Genworth Financial has announced its financial results for the third quarter of 2025, with net income driven by the performance of its Enact segment.
Net investment income, net of taxes, totaled $631 million for the quarter, slightly lower than the previous quarter’s $634 million but higher than the $614 million reported in the same period last year. The increase over the prior year was attributed to higher income from limited partnerships.
Net investment gains, net of taxes, contributed $78 million to net income, compared to net investment losses of $22 million in the previous quarter and gains of $52 million in the prior year. Genworth also recorded a $34 million tax benefit related to the release of a portion of the valuation allowance on certain deferred tax assets.
Enact, Genworth’s mortgage insurance business, reported a pre-tax reserve release of $45 million, reflecting favorable cure performance. The prior quarter and prior year included pre-tax reserve releases of $48 million and $65 million, respectively.
Net investment income for Enact was $68 million, up from $62 million in the prior year, supported by higher yields and increased invested assets.
Genworth’s recent financial performance has also been shaped by developments in the second quarter. The company reported net income of $51 million and adjusted operating income of $68 million for the period. In addition, Genworth executed $30 million in share repurchases during the second quarter, bringing the total to $620 million since the program’s inception.
President and CEO Tom McInerney (pictured above) said, “I’m proud of the significant progress we’ve made advancing Genworth’s strategic priorities.” He noted the launch of CareScout’s inaugural stand-alone long term care insurance product and the acquisition of Seniorly, as well as the board’s authorization of a new $350 million share repurchase program.
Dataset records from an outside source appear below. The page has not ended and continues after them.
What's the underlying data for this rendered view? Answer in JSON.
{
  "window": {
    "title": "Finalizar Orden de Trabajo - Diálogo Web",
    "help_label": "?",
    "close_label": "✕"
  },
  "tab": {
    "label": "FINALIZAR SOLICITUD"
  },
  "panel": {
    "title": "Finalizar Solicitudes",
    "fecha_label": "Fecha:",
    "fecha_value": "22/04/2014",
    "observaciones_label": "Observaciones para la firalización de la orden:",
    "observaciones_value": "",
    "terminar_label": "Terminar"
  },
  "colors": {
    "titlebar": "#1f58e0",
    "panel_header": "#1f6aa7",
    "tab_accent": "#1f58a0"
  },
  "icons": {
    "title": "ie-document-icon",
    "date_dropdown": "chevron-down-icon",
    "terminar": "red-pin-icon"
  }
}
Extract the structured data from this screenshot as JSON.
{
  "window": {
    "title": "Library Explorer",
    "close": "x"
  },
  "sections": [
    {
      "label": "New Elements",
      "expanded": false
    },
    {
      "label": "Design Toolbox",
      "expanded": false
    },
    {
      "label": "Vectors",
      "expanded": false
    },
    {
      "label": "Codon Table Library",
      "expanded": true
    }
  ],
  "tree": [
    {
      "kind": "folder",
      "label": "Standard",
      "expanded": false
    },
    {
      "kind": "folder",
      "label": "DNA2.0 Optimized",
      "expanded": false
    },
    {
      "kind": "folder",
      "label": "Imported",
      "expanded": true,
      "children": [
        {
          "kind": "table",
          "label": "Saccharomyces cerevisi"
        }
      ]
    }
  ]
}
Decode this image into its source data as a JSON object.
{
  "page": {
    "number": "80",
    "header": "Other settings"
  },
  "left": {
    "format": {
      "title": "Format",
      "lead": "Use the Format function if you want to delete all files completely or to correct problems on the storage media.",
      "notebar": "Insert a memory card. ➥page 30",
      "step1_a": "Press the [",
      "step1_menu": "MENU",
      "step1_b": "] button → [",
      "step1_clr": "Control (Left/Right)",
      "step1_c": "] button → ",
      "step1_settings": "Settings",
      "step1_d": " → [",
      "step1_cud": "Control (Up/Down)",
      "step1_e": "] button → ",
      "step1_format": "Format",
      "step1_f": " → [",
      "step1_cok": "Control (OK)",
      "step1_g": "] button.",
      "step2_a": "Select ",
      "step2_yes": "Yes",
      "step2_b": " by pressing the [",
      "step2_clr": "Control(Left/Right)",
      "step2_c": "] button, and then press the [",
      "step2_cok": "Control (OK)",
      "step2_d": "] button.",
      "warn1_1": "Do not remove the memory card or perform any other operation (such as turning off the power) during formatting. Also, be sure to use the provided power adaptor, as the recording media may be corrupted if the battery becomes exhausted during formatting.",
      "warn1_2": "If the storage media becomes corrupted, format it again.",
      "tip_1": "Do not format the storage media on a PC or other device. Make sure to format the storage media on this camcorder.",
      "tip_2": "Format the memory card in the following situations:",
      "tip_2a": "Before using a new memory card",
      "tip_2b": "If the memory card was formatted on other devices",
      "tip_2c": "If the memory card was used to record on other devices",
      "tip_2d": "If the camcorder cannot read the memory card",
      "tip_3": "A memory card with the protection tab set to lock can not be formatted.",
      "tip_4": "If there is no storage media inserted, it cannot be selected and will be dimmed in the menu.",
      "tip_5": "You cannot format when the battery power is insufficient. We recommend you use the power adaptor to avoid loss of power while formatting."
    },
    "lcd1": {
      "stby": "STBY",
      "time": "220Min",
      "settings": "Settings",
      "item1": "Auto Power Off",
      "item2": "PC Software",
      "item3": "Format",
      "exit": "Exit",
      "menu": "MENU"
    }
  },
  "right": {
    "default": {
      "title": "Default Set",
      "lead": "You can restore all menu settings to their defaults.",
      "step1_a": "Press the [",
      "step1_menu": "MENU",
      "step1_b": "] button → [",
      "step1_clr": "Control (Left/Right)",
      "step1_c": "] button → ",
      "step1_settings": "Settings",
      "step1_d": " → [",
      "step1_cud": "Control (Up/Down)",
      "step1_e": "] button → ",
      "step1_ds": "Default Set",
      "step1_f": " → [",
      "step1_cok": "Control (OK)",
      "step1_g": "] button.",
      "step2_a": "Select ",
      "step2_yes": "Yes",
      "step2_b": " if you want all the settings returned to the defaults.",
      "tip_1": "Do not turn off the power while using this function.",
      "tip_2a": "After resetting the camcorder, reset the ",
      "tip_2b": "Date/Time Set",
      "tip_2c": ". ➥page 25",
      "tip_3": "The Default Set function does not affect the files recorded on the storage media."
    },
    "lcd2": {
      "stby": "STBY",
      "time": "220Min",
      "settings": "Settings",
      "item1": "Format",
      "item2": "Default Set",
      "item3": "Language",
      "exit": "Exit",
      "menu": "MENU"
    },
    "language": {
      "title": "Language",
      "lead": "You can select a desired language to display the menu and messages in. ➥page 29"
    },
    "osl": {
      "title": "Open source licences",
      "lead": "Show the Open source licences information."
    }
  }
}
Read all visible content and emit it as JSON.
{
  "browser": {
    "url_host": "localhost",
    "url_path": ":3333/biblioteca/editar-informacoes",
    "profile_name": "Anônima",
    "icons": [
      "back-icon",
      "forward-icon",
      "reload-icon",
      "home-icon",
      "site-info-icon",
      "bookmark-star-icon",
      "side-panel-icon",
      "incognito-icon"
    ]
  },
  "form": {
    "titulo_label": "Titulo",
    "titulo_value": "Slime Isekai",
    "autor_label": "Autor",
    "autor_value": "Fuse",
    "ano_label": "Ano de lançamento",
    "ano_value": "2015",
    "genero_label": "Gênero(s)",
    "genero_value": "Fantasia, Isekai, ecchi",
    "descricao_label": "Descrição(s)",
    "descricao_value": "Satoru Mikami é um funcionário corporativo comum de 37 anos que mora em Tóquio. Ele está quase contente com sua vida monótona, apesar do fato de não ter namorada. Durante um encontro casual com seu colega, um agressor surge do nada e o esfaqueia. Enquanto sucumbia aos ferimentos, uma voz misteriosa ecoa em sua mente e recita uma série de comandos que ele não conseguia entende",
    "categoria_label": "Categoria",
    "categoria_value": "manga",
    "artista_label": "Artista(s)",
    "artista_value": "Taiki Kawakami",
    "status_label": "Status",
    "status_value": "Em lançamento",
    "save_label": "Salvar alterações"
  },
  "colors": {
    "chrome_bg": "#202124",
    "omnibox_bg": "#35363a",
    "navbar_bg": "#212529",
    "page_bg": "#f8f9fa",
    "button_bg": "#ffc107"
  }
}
Primary insurance in-force for Enact increased 2% year-over-year to $272.3 billion, driven by new insurance written and continued elevated persistency. Primary new insurance written rose 6% from the previous quarter, reflecting seasonal trends, and was up 3% from the prior year.
Enact entered a quota share reinsurance agreement and, in October, announced an excess of loss reinsurance agreement, both covering the 2027 book year. The segment also closed a new $435 million revolving credit facility and paid a quarterly dividend of $0.21 per share. The estimated PMIERs sufficiency ratio stood at 162%, or $1.9 billion above requirements.
In the long-term care insurance segment, premiums increased, primarily due to in-force rate actions, partially offset by policy terminations. Net investment income rose compared to the prior year but declined from the previous quarter, reflecting changes in limited partnership income. The liability remeasurement loss in all periods included unfavorable actual variances from expected experience, mainly from lower terminations and higher benefit utilization.
For the corporate and other segment, the current quarter adjusted operating loss was $21 million, down from $29 million in the prior quarter and $27 million in the prior year. This change was primarily driven by a $7 million tax benefit related to the release of a portion of the valuation allowance on certain deferred tax assets.
“Supported by Enact’s strong cash flows, we remain focused on delivering value to our shareholders and to the millions of families we serve,” McInerney said.